The Despicable Me films aren’t exactly Pixar classics, but they’re sweet-n-simple stories about a bad guy who learned to be good for the sake of his three adopted daughters. Sure, the films occasionally sold themselves out to parents by shoehorning in a dance number set to a song from their youth, but at least they got the basics right. Unfortunately, Despicable Me 3 exists only to sell out.

Instead of adding anything new to the series, the film either recycles stuff it’s done before or takes from something else. It’s bad enough the main villain references everything that was popular in the ‘80s like a superpowered Adam Sandler. It’s worse that the plot, where Gru discovers he has a long lost sibling named Dru, is ripped from episodes of TV shows in their dying seasons (like 24, Heroes, Monk, Charmed, and the episode of Supernatural literally called Jump the Shark).

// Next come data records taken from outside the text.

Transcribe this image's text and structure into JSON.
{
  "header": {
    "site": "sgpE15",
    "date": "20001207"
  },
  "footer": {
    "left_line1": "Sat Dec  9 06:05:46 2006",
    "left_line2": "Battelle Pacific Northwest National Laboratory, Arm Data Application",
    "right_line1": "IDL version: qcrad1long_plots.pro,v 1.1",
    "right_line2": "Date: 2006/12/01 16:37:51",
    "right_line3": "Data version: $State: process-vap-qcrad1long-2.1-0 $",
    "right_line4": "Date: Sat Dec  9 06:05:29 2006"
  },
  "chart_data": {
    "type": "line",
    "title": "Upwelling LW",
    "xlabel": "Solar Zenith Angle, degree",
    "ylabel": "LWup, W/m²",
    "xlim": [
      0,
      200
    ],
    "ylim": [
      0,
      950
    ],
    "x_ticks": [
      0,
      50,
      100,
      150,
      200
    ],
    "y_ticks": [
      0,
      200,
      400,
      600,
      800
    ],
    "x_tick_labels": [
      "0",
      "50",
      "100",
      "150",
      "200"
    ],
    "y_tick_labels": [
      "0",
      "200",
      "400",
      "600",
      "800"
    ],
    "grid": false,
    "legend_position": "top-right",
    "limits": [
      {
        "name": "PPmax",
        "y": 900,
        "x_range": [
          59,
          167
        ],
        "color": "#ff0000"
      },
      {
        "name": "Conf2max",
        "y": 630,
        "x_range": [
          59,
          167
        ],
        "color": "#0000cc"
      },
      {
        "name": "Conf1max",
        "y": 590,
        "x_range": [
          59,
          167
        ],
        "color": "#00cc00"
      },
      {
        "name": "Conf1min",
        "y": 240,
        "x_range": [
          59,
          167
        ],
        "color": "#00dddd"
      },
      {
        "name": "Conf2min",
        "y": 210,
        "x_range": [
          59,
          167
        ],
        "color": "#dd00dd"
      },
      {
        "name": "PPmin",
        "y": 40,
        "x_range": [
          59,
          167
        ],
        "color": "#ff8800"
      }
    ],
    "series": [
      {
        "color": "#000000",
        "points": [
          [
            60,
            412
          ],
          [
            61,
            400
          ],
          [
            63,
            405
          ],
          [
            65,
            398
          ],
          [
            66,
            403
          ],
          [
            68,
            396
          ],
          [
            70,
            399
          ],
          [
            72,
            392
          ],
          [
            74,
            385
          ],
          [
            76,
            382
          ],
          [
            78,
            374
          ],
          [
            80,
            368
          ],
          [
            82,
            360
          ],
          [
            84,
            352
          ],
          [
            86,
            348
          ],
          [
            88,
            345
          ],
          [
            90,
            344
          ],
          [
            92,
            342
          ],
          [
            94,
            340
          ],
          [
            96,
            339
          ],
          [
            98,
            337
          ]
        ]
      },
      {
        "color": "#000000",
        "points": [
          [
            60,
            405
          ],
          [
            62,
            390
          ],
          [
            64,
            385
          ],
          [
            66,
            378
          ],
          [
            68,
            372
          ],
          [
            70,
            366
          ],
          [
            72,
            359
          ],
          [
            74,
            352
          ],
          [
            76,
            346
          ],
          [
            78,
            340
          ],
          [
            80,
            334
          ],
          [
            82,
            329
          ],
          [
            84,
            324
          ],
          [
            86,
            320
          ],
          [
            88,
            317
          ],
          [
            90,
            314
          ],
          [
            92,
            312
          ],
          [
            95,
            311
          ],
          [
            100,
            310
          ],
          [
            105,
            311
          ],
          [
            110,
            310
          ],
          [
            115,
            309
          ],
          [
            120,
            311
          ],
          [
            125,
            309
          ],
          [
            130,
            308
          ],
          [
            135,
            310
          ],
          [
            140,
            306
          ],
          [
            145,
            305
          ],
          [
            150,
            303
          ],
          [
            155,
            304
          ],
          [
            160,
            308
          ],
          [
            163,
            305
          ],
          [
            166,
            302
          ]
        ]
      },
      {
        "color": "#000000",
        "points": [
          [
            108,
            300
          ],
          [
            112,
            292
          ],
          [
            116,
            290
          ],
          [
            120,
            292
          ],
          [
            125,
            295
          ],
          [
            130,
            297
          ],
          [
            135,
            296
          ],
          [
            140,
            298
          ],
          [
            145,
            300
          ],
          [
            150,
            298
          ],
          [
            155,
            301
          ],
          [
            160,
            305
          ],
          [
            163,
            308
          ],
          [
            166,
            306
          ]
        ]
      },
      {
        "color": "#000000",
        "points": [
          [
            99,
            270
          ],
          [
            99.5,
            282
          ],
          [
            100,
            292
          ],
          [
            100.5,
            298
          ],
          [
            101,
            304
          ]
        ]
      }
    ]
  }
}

It wouldn’t be so bad if they told this trope well, but the back-n-forth between the brothers adds hardly any conflict to the story. It doesn’t help that Dru is basically a Gru-shaped minion who is also voiced by Steve Carell but at a glass-breaking pitch.

I was begging the film to cut to the actual minions for some laughs, only to have them do yet another pointless dance number (because referencing The X Factor is easier than writing a proper gag). They’re barely in the film.

Meanwhile, Lucy’s desire to bond with her stepdaughters feels unneeded since the girls are already cool with her from the start.

People often criticise blockbuster action films like Transformers for doing nothing new, slumping on the storytelling, and leaning too hard on its name to get audiences in. This is what Despicable Me has become; it’s just aimed at the whole family.

In fairness, it has a couple of chuckles and a pretty cool action scene near the end. It might have stopped this getting one star if it wasn’t for two words: “Dance fight!”